Over at theconversation.com, an article is tackling “why companies have little incentive to invest in cybersecurity.” One of the arguments is that companies encounter moral hazard. That is, they’re don’t really feel the effects of the risk of their actions because someone or something else is taking care of the hazard.
Moral Hazard – Beneficiaries
Moral hazard is cited as one of the reasons why the banking industry brought on the 2008 financial crisis: they were playing with other people’s money, absolving themselves from the financial risks via the use of exotic options and other derivatives. Since the downside doesn’t affect them, the banks charged ahead into risky waters that culminated in a global financial meltdown.
Likewise, the argument is that companies don’t really invest in data security solutions because, among other things, someone else is taking the risk. The example given is that of Home Depot, Target, and Sony – companies that have experienced massive data breaches in the last couple of years. Despite their ongoing tribulations, it is pointed out that insurance companies acted as a salve to their misery. For example, Target, whose data breach expenses reached $252 million so far, saw a $90 million reimbursement from insurance companies.
Target wasn’t the only recipient of a risk transfer. Home Depot, which had the dubious honor of being the retailer with the largest data breach (until Target came along, that is), also saw its expenses reduced by about one-third when it received $15 million from its insurers.

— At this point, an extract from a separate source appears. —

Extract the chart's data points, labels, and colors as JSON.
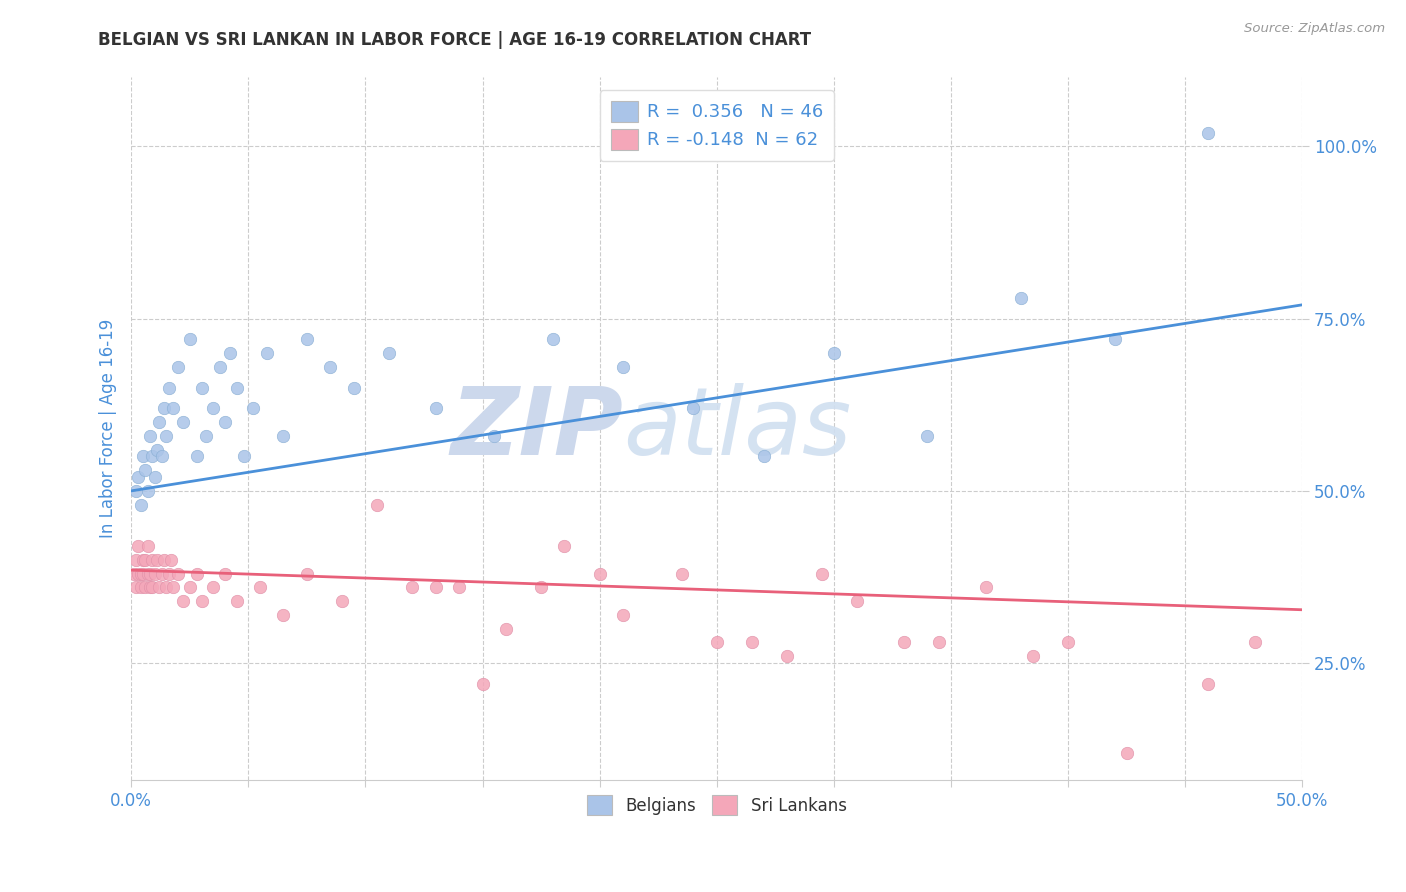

Moral Hazard – Benefactors
So, to whom was the risk transferred to? Easy. The insurers. But then again, it seems wrong to bring up “moral hazard” with such parties because that’s what they’re there for: insurance companies are meant to take on risk.
Then there are the credit card companies. According to the same theconversation.com article, credit unions spent $60 million to replace the credit and debit cards affected in the Home Depot debacle. No doubt a similar figure will spring up once Target’s data breach is contained.
And ultimately, there’re the customers. Even if made whole by either their banks or the breached entities, customers don’t get compensated for the lost hours, frustrations, and other aspects related to rectifying the situation.
If breached entities had to compensate for all the problems they created – that is, the moral hazard aspect is minimized to zero – then they wouldn’t be so cavalier when it comes to data security. At least, that is the idea.